Muitos puristas acadêmicos em matéria metodológica censuram-no por seu pluralismo analítico, correção implícita ao automatismo didático. Outros, por serem "de direita", condenaram-no por ser esquerdista, enquanto os "de esquerda", sobretudo em anos mais recentes, fizeram o mesmo por considerá-lo "de direita". São esses os parâmetros automáticos da feira literária, julgando-se os autores não pelo que escrevem, mas pelo que são ou parecem ser. Pela natureza da obra e independência de espírito, ele desagrada eventualmente direitistas e esquerdistas, com a previsível conseqüência de se ver condenado por todos eles – no que, por inesperado, uns e outros se reconciliaram em suas próprias contradições.

O Modernismo de 1922 (sobre o qual não há verbete específico) foi um acúleo doloroso e irritante no seu espírito. Começando por uma reação instintiva de despeito, ridicularizando e menosprezando "os modernistas de São Paulo" (que lhe haviam roubado a prioridade da revolução intelectual), acabou por se resignar à cruel realidade, reivindicando para o próprio regionalismo a condição de ser "modernista à sua maneira". De fato, regressando ao Brasil em 1923, ele encontrou feita a revolução que deveria ter sido a sua, sem poder aceitar, tampouco, a condição de discípulo. É uma história interessante, porque, havendo muitos outros, antes e ao lado dele, que se viram encurralados em situação idêntica, ele foi, contudo, o mais eminente de todos.

Em tudo isso, o famoso Manifesto regionalista funcionou como um abscesso de fixação, conservando a data original de 1926 mesmo depois das reedições corrigidas a partir de 1952, que é a verdadeira edição original.
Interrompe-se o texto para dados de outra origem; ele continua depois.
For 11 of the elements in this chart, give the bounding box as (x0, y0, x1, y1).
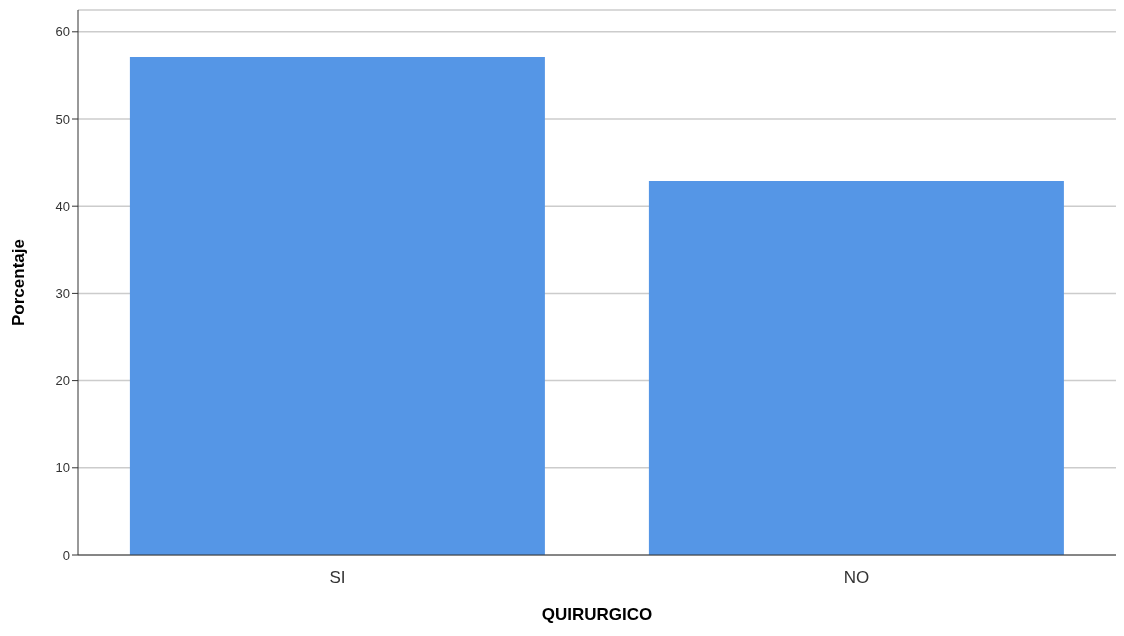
y-axis-title: Porcentaje (9, 239, 29, 326)
x-axis-title: QUIRURGICO (541, 605, 653, 624)
y-tick-label: 40 (55, 198, 70, 214)
y-tick-label: 10 (55, 460, 70, 476)
y-tick-label: 50 (55, 111, 70, 127)
x-tick-label: SI (329, 568, 346, 588)
y-tick-label: 30 (55, 286, 70, 302)
y-tick-label: 0 (62, 547, 70, 563)
y-tick-label: 20 (55, 373, 70, 389)
y-tick-label: 60 (55, 24, 70, 40)
x-tick-label: NO (843, 568, 870, 588)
O nome obrigatório nessa história é o de Joaquim Inojosa (1901-1987), em cujo verbete lê-se o seguinte: "A partir dos anos 70, empenhou0se em ‘desbancar o falso pioneirismo de Gilberto Freyre’, tentando provar que o Manifesto regionalista de 1926 fora escrito em 1952. Publicou, com este objetivo, Um manifesto imaginário (1972), Carro alegórico (1973) e Sursum corda (1981)".

Livros polêmicos, fundados, entretanto, em documentação irrecusável: a comunicação oral ao Congresso Regionalista de 1926 só foi posta por escrito um quarto de século depois, incorporando toda a evolução intelectual de Gilberto Freyre nesse período. Contexto em que não será arbitrário considerar o Livro do Nordeste como documento mais autêntico de cronologia intelectual. Trata-se, como se sabe, de "obra coletiva, pluridisciplinar e de amplitude transregional organizada por G.F. como parte das comemorações do primeiro centenário do Diário de Pernambuco" (1925), sendo nomeadamente de sua autoria a apresentação geral e as de cada colaboração. Há edição fac-similar, com prefácio de Mauro Mota, publicada em 1979 pelo Arquivo Público Estadual (v. "Livro do Nordeste").

Dizendo tratar-se de "uma hipocrisia", Machado de Assis recusou a presença de um padre e as últimas cerimônias rituais in extremis, mas Gilberto Freyre recebeu os sacramentos da Reconciliação, Eucaristia e dos Enfermos, reconduzindo-o às tradições brasileiras que tanto amou.